All three companies reported that while sales of bestsellers were soft in the quarter, the decline was more than made up for by increases in other segments. Bestseller sales at Borders fell 30%, but solid gains were recorded in the fiction (particularly African-American), children's, religion, business and graphic novel categories. At BAM, the best performing categories included fiction, children's, cooking, inspirational, teen interest and humor. B&N limited its remarks to noting that slower sales of bestsellers were offset by "solid business overall."
The release of Harry Potter and the Half-Blood Prince will bring increases at all three chains for the second quarter. B&N predicted that comparable superstore sales will increase by mid-single digits; Borders is looking for superstore same-store sales growth in the low single digits, but noted that excluding Potter, same-store sales will be flat, once again dragged down by slow music sales. Both B&N and Borders said they expect the vast majority of Potter's sales in the first few weeks after the book's release.
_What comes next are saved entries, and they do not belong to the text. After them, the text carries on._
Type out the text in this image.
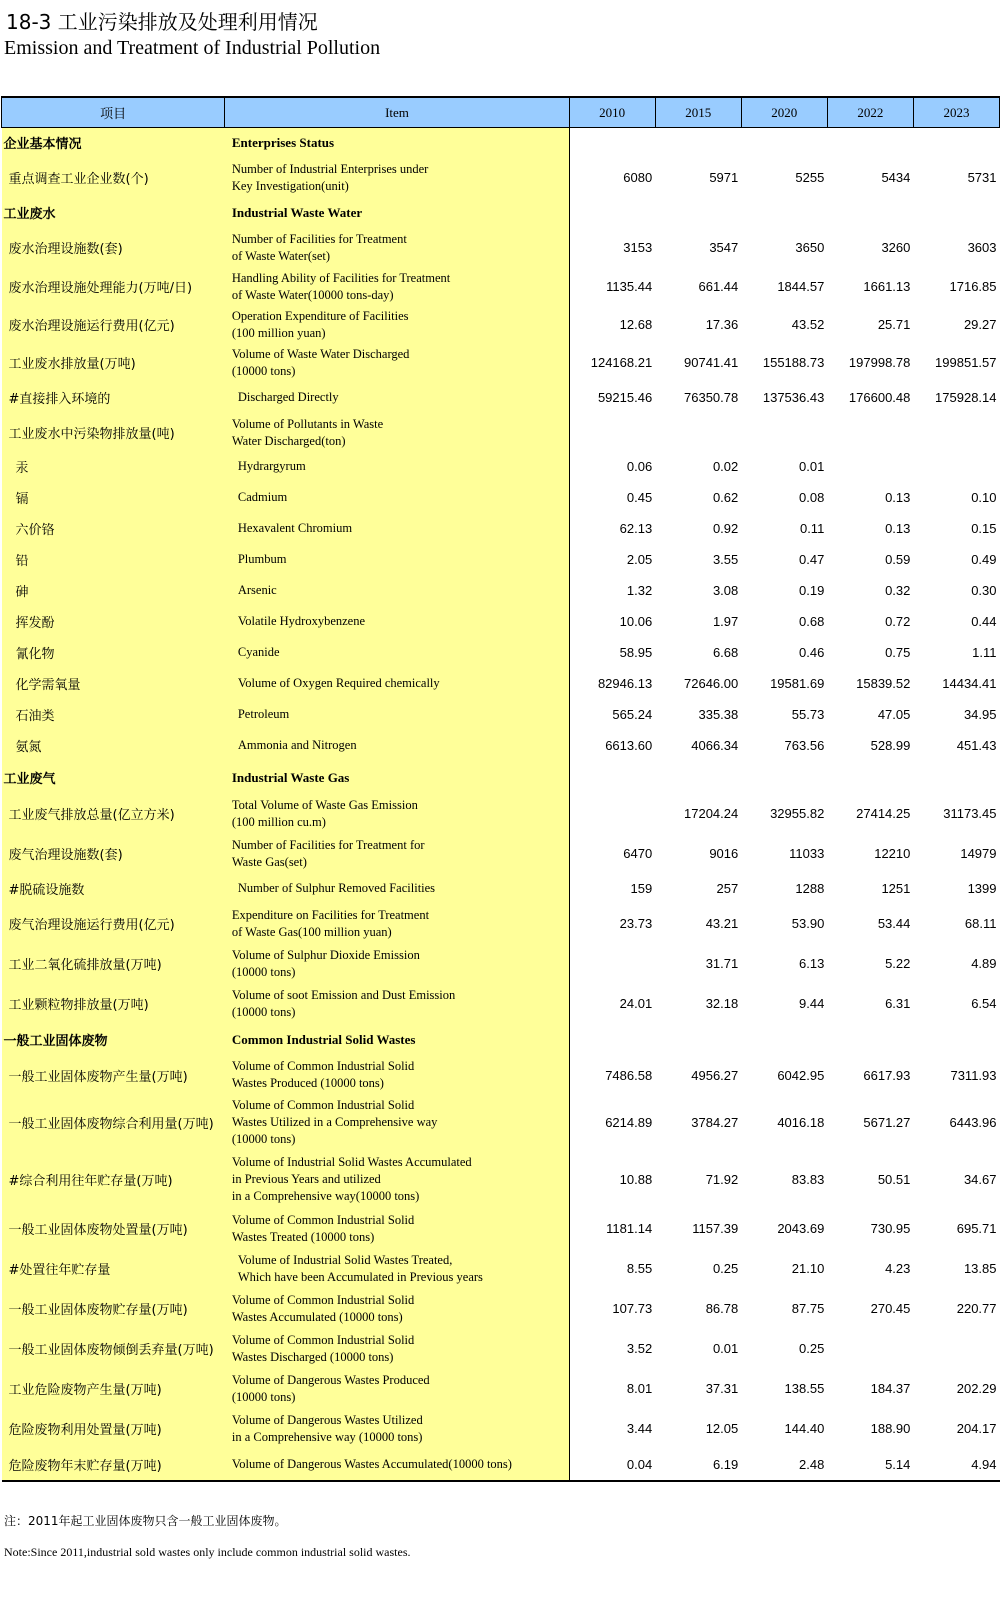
18-3 工业污染排放及处理利用情况
Emission and Treatment of Industrial Pollution
项目	Item	2010	2015	2020	2022	2023
企业基本情况	Enterprises Status					

重点调查工业企业数(个)	Number of Industrial Enterprises under
Key Investigation(unit)	6080	5971	5255	5434	5731
工业废水	Industrial Waste Water					

废水治理设施数(套)	Number of Facilities for Treatment
of Waste Water(set)	3153	3547	3650	3260	3603
废水治理设施处理能力(万吨/日)	Handling Ability of Facilities for Treatment
of Waste Water(10000 tons-day)	1135.44	661.44	1844.57	1661.13	1716.85
废水治理设施运行费用(亿元)	Operation Expenditure of Facilities
(100 million yuan)	12.68	17.36	43.52	25.71	29.27
工业废水排放量(万吨)	Volume of Waste Water Discharged
(10000 tons)	124168.21	90741.41	155188.73	197998.78	199851.57
#直接排入环境的	Discharged Directly	59215.46	76350.78	137536.43	176600.48	175928.14
工业废水中污染物排放量(吨)	Volume of Pollutants in Waste
Water Discharged(ton)					

汞	Hydrargyrum	0.06	0.02	0.01		
镉	Cadmium	0.45	0.62	0.08	0.13	0.10
六价铬	Hexavalent Chromium	62.13	0.92	0.11	0.13	0.15
铅	Plumbum	2.05	3.55	0.47	0.59	0.49
砷	Arsenic	1.32	3.08	0.19	0.32	0.30
挥发酚	Volatile Hydroxybenzene	10.06	1.97	0.68	0.72	0.44
氰化物	Cyanide	58.95	6.68	0.46	0.75	1.11
化学需氧量	Volume of Oxygen Required chemically	82946.13	72646.00	19581.69	15839.52	14434.41
石油类	Petroleum	565.24	335.38	55.73	47.05	34.95
氨氮	Ammonia and Nitrogen	6613.60	4066.34	763.56	528.99	451.43
工业废气	Industrial Waste Gas					

工业废气排放总量(亿立方米)	Total Volume of Waste Gas Emission
(100 million cu.m)		17204.24	32955.82	27414.25	31173.45
废气治理设施数(套)	Number of Facilities for Treatment for
Waste Gas(set)	6470	9016	11033	12210	14979
#脱硫设施数	Number of Sulphur Removed Facilities	159	257	1288	1251	1399
废气治理设施运行费用(亿元)	Expenditure on Facilities for Treatment
of Waste Gas(100 million yuan)	23.73	43.21	53.90	53.44	68.11
工业二氧化硫排放量(万吨)	Volume of Sulphur Dioxide Emission
(10000 tons)		31.71	6.13	5.22	4.89
工业颗粒物排放量(万吨)	Volume of soot Emission and Dust Emission
(10000 tons)	24.01	32.18	9.44	6.31	6.54
一般工业固体废物	Common Industrial Solid Wastes					

一般工业固体废物产生量(万吨)	Volume of Common Industrial Solid
Wastes Produced (10000 tons)	7486.58	4956.27	6042.95	6617.93	7311.93
一般工业固体废物综合利用量(万吨)	Volume of Common Industrial Solid
Wastes Utilized in a Comprehensive way
(10000 tons)	6214.89	3784.27	4016.18	5671.27	6443.96
#综合利用往年贮存量(万吨)	Volume of Industrial Solid Wastes Accumulated
in Previous Years and utilized
in a Comprehensive way(10000 tons)	10.88	71.92	83.83	50.51	34.67
一般工业固体废物处置量(万吨)	Volume of Common Industrial Solid
Wastes Treated (10000 tons)	1181.14	1157.39	2043.69	730.95	695.71
#处置往年贮存量	Volume of Industrial Solid Wastes Treated,
Which have been Accumulated in Previous years	8.55	0.25	21.10	4.23	13.85
一般工业固体废物贮存量(万吨)	Volume of Common Industrial Solid
Wastes Accumulated (10000 tons)	107.73	86.78	87.75	270.45	220.77
一般工业固体废物倾倒丢弃量(万吨)	Volume of Common Industrial Solid
Wastes Discharged (10000 tons)	3.52	0.01	0.25		
工业危险废物产生量(万吨)	Volume of Dangerous Wastes Produced
(10000 tons)	8.01	37.31	138.55	184.37	202.29
危险废物利用处置量(万吨)	Volume of Dangerous Wastes Utilized
in a Comprehensive way (10000 tons)	3.44	12.05	144.40	188.90	204.17
危险废物年末贮存量(万吨)	Volume of Dangerous Wastes Accumulated(10000 tons)	0.04	6.19	2.48	5.14	4.94
注：2011年起工业固体废物只含一般工业固体废物。
Note:Since 2011,industrial sold wastes only include common industrial solid wastes.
Both Josefowicz and B&N CEO Steve Riggio said they are encouraged by the lineup of new releases beyond Potter. Riggio called David McCullough's forthcoming 1776 "magnificent," and said fiction sales should get a boost from new works from Janet Evanovich, James Patterson and Terry McMillan.
Riggio on Prices
B&N executives, led by Steve Riggio and company chairman Len Riggio, have long been the most outspoken industry members on the need to keep book prices down. So it was surprising to hear Riggio, during the quarterly analysts' conference call, say that over the next two to three years, "a little bit of price inflation can probably help the business." Riggio said that while price increases had been "out of contol" in the late 1990s, prices are now at a "good place," and that the industry could "benefit a bit from upward pricing."